Khanenko Museum updates European painting exposition
Visitors of the National Bohdan and Varvara Khanenko Museum have now an opportunity to relish the paintings and sculptures to which only specialists have had access until now.
After the long years of research and restoration, the museum rooms are going to display ten pictures by old European masters and one 15th-century polychromatic wooden sculpture.
Most of these works have not been exhibited before because they were “chronically sick” for years or were under the centuries-old layers of a darkened old varnish. Only thanks to the efforts of National Restoration Center specialists were the unique artworks given a new lease on life. Some other canvases were undeservedly deprived of attention because they were allegedly made by unknown artists and only recently received the right appreciation.
Among the 16th-18th-century paintings, now occupying central places in the exposition rooms, are pictures of various genres and schools: an exquisite Italian pastoral (Giuseppe Zais – 1709-81), a classical architectural view (Antonio Joli – 1700-77), a placid Dutch landscape (Cornelis Decker – circa 1620-78), and a dynamic battle scene, where Oriental horse riders confront European cavalrymen (Francesco Simonini – 1686-circa 1755).
Each of the new pictures is most likely to find its admirer, but the floral still life by the Flemish painter Gaspar Pieter Verbruggen II (1664-1730) will leave nobody indifferent.
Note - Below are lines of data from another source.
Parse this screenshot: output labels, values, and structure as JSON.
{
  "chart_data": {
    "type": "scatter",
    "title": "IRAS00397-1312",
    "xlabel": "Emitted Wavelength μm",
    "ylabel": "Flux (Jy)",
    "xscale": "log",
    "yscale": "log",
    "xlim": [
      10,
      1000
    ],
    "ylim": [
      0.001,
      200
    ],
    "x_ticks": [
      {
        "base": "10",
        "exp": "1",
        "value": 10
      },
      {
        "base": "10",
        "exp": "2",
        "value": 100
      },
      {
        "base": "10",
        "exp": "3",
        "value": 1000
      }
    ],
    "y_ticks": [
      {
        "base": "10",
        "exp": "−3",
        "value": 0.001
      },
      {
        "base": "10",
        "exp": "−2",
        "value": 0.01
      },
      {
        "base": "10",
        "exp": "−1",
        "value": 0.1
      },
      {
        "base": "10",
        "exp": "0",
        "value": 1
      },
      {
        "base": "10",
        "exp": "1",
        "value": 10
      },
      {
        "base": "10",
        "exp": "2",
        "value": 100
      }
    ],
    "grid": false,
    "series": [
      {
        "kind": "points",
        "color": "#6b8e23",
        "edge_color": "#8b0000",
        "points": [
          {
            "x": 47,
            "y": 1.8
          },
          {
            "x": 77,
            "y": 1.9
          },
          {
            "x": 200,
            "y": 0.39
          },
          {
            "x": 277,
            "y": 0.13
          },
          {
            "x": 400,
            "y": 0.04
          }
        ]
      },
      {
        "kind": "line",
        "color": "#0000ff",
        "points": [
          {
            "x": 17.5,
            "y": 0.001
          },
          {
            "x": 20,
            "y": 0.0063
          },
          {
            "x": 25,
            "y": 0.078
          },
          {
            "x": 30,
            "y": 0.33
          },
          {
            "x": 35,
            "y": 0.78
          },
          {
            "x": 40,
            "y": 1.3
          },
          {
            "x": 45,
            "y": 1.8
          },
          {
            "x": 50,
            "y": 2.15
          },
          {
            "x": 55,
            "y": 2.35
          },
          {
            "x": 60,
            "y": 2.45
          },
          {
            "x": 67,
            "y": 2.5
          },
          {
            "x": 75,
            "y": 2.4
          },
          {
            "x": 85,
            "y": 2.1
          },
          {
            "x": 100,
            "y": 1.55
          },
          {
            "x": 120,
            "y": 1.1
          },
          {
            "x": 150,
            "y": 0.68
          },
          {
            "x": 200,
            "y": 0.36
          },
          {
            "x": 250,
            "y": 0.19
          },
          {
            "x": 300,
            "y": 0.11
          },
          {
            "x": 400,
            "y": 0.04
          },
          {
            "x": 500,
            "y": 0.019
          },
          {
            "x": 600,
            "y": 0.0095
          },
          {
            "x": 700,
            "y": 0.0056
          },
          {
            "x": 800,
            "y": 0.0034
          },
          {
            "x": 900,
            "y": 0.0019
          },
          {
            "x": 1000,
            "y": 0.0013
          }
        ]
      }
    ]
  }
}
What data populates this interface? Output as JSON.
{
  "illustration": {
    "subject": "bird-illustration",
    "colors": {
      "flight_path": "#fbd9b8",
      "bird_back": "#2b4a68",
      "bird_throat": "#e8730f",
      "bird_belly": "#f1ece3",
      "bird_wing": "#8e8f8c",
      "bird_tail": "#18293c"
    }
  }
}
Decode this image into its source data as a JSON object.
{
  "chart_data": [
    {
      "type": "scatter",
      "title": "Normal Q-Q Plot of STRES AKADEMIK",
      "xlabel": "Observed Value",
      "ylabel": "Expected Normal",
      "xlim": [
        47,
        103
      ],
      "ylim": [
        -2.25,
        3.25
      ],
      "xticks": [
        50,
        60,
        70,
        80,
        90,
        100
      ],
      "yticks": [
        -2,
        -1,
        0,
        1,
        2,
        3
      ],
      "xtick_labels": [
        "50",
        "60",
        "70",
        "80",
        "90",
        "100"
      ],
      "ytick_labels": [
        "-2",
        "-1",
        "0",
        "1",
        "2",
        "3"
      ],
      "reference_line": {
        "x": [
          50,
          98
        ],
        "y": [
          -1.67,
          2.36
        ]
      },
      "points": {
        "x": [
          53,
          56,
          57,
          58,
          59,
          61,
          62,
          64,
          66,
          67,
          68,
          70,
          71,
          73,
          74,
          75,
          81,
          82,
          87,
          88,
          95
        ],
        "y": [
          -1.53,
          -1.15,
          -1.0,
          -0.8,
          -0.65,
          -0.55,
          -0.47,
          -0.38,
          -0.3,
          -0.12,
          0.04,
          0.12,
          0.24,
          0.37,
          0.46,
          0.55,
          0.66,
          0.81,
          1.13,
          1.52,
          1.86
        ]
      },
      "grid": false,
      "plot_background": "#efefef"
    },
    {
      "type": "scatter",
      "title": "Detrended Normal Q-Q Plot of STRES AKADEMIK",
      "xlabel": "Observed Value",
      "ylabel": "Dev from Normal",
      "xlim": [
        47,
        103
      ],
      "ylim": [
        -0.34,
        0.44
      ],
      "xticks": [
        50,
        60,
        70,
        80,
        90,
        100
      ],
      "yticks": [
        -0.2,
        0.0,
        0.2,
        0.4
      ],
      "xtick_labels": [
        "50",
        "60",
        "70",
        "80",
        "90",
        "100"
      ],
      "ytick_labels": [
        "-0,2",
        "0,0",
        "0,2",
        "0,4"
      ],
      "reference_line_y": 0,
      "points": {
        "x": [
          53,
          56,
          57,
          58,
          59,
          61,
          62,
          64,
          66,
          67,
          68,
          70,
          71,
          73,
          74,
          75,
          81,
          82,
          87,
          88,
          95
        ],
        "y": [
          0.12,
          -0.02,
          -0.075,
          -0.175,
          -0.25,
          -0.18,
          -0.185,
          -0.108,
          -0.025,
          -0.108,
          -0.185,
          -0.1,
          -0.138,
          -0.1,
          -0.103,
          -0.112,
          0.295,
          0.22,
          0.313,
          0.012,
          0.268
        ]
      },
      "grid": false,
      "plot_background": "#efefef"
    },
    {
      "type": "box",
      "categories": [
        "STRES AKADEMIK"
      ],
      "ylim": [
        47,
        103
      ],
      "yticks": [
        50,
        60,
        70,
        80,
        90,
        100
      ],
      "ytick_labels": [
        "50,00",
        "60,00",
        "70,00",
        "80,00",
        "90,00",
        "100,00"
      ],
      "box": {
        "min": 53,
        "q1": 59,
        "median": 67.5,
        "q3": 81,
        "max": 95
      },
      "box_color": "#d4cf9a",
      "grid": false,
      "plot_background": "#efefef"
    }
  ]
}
It was believed until recently that the author of this picture was the artist’s father and mentor. However, the low-key, usually small in size, pictures by Verbruggen the Elder considerably differ from the gorgeous canvases of Verbruggen the Younger who could be called the Mozart of a floral still life.
The unremarkable, at first glance, landscape Hunters at the Forest Edge by Roelant Roghman (1627-circa 1692), a friend and follower of the great Rembrandt, becomes, at a closer examination, mysterious and full of hidden meanings. The authorship of this rare master was also confirmed very recently. Like Rembrandt’s paintings, the picture by Roghman fully exposes itself to the spectator when he or she peers into semitransparent shades and carefully studies what seem to be secondary details.
Another sensation of the new exposition is the 16th-century Panagia Odigitria icon. It is probably the miracle-working Armenian Holy Virgin which the faithful of three denominations have been worshipping for centuries. In the 1920s, this well-known icon was stolen from the ruined St. Nicholas temple in Kamianets-Podilsky. Legend has it that the icon was considered the city’s protector and more than once saved it from invaders. The exposition presents not only this unique monument itself, but also the related research materials.
Another unique monument, being displayed for the first time in the Dutch art room, also dates back to the 16th century. The museum’s associates found an old cracked-in-two wooden board with a picture of Christ the Savior in 1986 at Kyiv’s Exaltation of the Cross Church. The image of Christ had been badly disfigured by some unknown vandals. As a result of a sophisticated restoration and painstaking research, the saved artwork has become one of the museum’s most valuable acquisitions in the past few years. It turned out that the picture of Christ the Savior had been made at the studio of Quentin Massys (1466-1530), a famous late-15th - early-16th-century Flemish artist whose oeuvres are the pride of the Louvre, the National Gallery in London, and the Royal Museum of Fine Arts in Antwerp.